DD: Long story short, six months after, we did a show with a life-sized puppet of Liberace – one of the world great entertainers. He was coming to Toronto to perform and he was invited to our first show. I’ll never forget, I was so nervous… He got up, went to the podium and said “This performance that I witnessed today was so beautiful, anybody that can perform and make you laugh and move you to tears in the space of seconds is truly remarkable. And I want to take them to Las Vegas to open for me… It’s not because of who you are, it’s because you move people this way and you have the right to be on stage as anybody else.”
We went to Las Vegas for two months and had stunning reviews. When we came back, I couldn’t recognize them … we were growing as individuals and gaining confidence.
After that, Maureen McTeer had this idea that Famous People Players should travel the world to perform on countries where there was no integration. We even went to Broadway.
MDC: Why did you came up with the idea of the Diner and Dream Theatre?
DD: As the performers were getting older, there was no place for them to go. We decided they could graduate to the restaurant where they could enhance their life skills. Paul Newman saw us on Broadway, and he gave us the money to do it. It run for 15 years in downtown Toronto until we had to leave due to a condo development. We ended up here on 343 Evans Avenue, in Etobicoke.
MDC: Tells us more about your Educational Program.
DD: Masters of Imaginations and Entrepreneurship. We want you to create something that will make this world a better place. It worked like MasterChef, we had three juris from different sectors. Their biggest challenge was with finances because they didn’t know how to save their money.
MDC: What will happen with the restructuration of the company?

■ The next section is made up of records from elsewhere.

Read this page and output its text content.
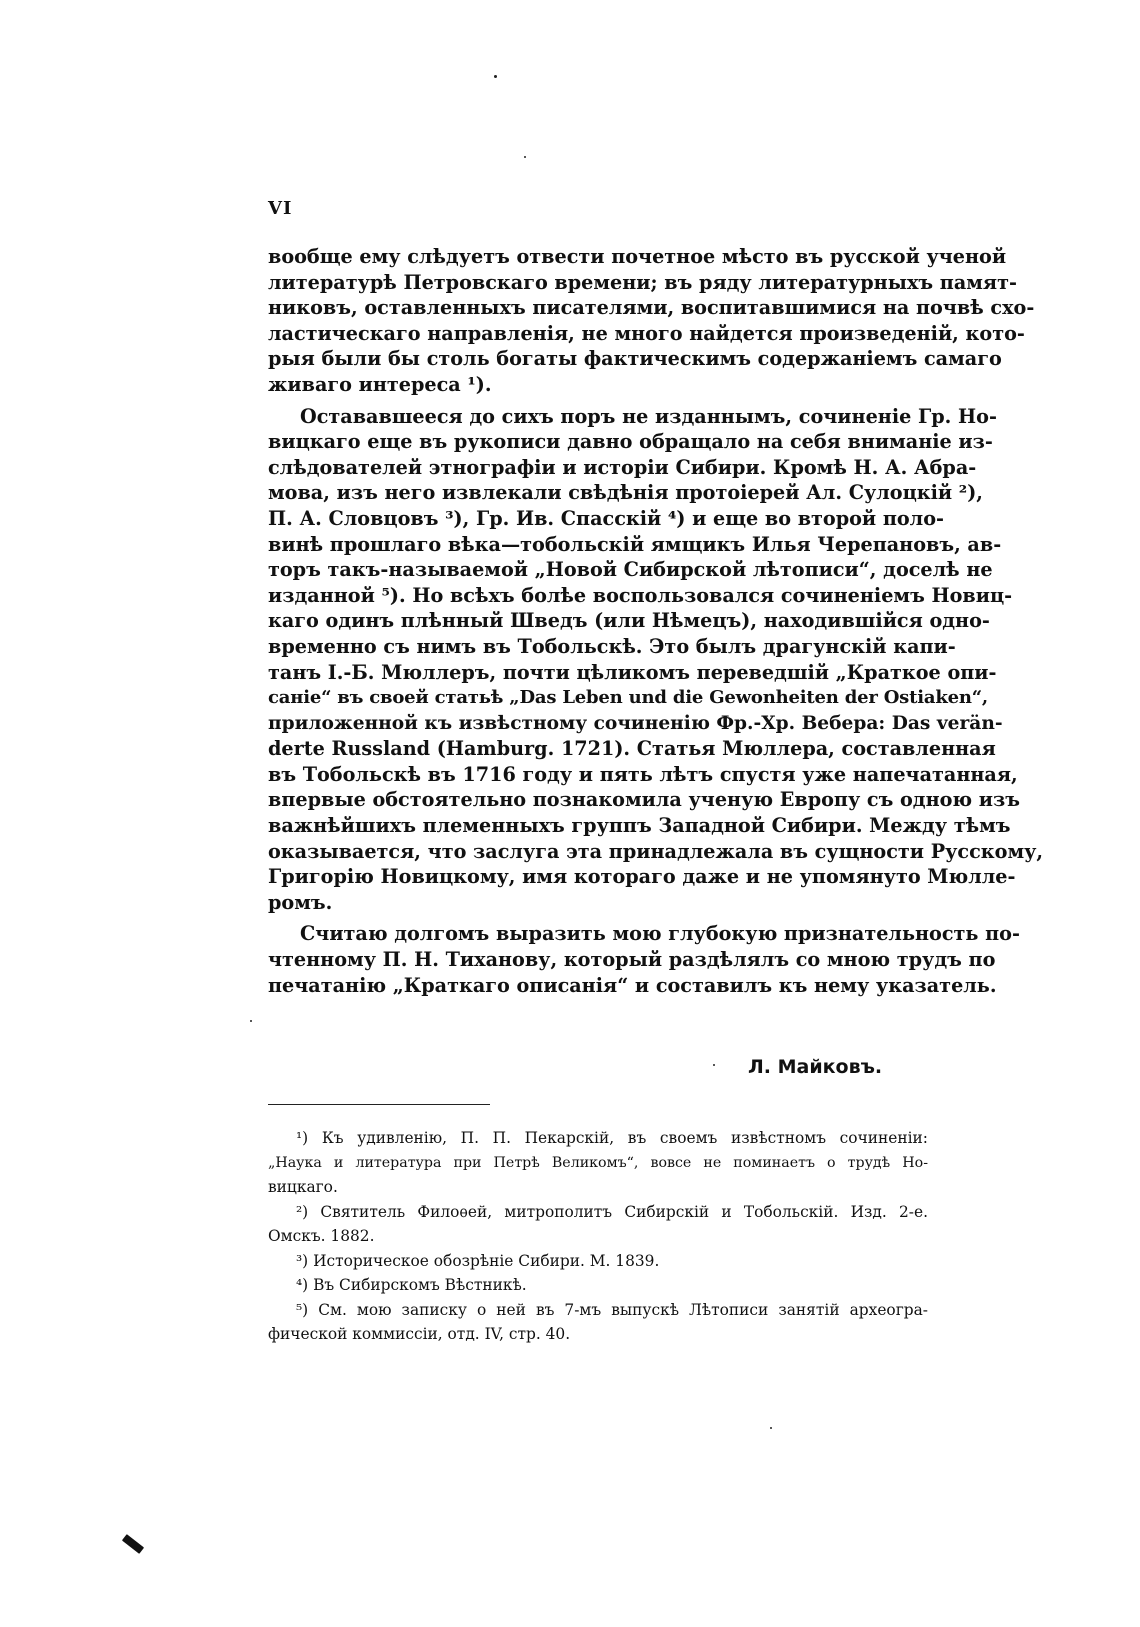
VI
вообще ему слѣдуетъ отвести почетное мѣсто въ русской ученой
литературѣ Петровскаго времени; въ ряду литературныхъ памят-
никовъ, оставленныхъ писателями, воспитавшимися на почвѣ схо-
ластическаго направленія, не много найдется произведеній, кото-
рыя были бы столь богаты фактическимъ содержаніемъ самаго
живаго интереса ¹).
Остававшееся до сихъ поръ не изданнымъ, сочиненіе Гр. Но-
вицкаго еще въ рукописи давно обращало на себя вниманіе из-
слѣдователей этнографіи и исторіи Сибири. Кромѣ Н. А. Абра-
мова, изъ него извлекали свѣдѣнія протоіерей Ал. Сулоцкій ²),
П. А. Словцовъ ³), Гр. Ив. Спасскій ⁴) и еще во второй поло-
винѣ прошлаго вѣка—тобольскій ямщикъ Илья Черепановъ, ав-
торъ такъ-называемой „Новой Сибирской лѣтописи“, доселѣ не
изданной ⁵). Но всѣхъ болѣе воспользовался сочиненіемъ Новиц-
каго одинъ плѣнный Шведъ (или Нѣмецъ), находившійся одно-
временно съ нимъ въ Тобольскѣ. Это былъ драгунскій капи-
танъ I.-Б. Мюллеръ, почти цѣликомъ переведшій „Краткое опи-
саніе“ въ своей статьѣ „Das Leben und die Gewonheiten der Ostiaken“,
приложенной къ извѣстному сочиненію Фр.-Хр. Вебера: Das verän-
derte Russland (Hamburg. 1721). Статья Мюллера, составленная
въ Тобольскѣ въ 1716 году и пять лѣтъ спустя уже напечатанная,
впервые обстоятельно познакомила ученую Европу съ одною изъ
важнѣйшихъ племенныхъ группъ Западной Сибири. Между тѣмъ
оказывается, что заслуга эта принадлежала въ сущности Русскому,
Григорію Новицкому, имя котораго даже и не упомянуто Мюлле-
ромъ.
Считаю долгомъ выразить мою глубокую признательность по-
чтенному П. Н. Тиханову, который раздѣлялъ со мною трудъ по
печатанію „Краткаго описанія“ и составилъ къ нему указатель.
Л. Майковъ.
¹) Къ удивленію, П. П. Пекарскій, въ своемъ извѣстномъ сочиненіи:
„Наука и литература при Петрѣ Великомъ“, вовсе не поминаетъ о трудѣ Но-
вицкаго.
²) Святитель Филоѳей, митрополитъ Сибирскій и Тобольскій. Изд. 2-е.
Омскъ. 1882.
³) Историческое обозрѣніе Сибири. М. 1839.
⁴) Въ Сибирскомъ Вѣстникѣ.
⁵) См. мою записку о ней въ 7-мъ выпускѣ Лѣтописи занятій археогра-
фической коммиссіи, отд. IV, стр. 40.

DD: We will be Canada’s Goodwill Ambassadors for the world. If a charity has been hit hard with Covid-19, Famous People Players will do a benefit performance, they just need to pay to get us there. To me, that’s my life calling, when I can see that trough our performances, we can improve these organizations and these people’s lives. We will be opening the Diner and Theatre, but it will be a social distancing event. It’s a private event, everyone will have the red-carpet experience. The Dining area will have the puppets in exhibition and the history of the company. We are the pioneers, we brought integration for people with disabilities.
Besides, we will also continue with our Education Program.
MDC: How are the players being affected with the company closed?
DD: It’s really hard for them. A lot of the families have difficulties dealing with them, these are people that can’t fully understand what is happening in the world and loneliness and isolation can regress their progress.
Unfortunately, we are not ready to open. I need to find money to do that. It’s a different world and we need to find our way through all that.
MDC: What is the process to get into Famous People Players?
DD: All our students have to be at least 18 years old. Send us a written description of your son and we will set up a meeting and see if we can help. We do expect the parents to be involved and be a part of fundraising and volunteer.
MDC: The government have been giving money to certain companies, but your organization is being ignored.
DD: We make the difference and we don’t have support. I cannot get the attention other companies are getting. This is not only about art, it’s about people’s development. The government need us.
MDC: What are the needs of Famous People Players?
DD: I would like for us to have our own building. I would like it to be the center for Imagination and Entrepreneurship, where people could come and learn to develop a project that would make this world a better place. The world is changing and now we have to rebuild and do it differently, in a more meaningful way.
MDC: Dreams for the future…
DD: You have to find ways to make things work. We will be here because we love our life, our art, our people. I would love for all of you to meet them. Thank you.
MDC: Thank you Diane for being with us.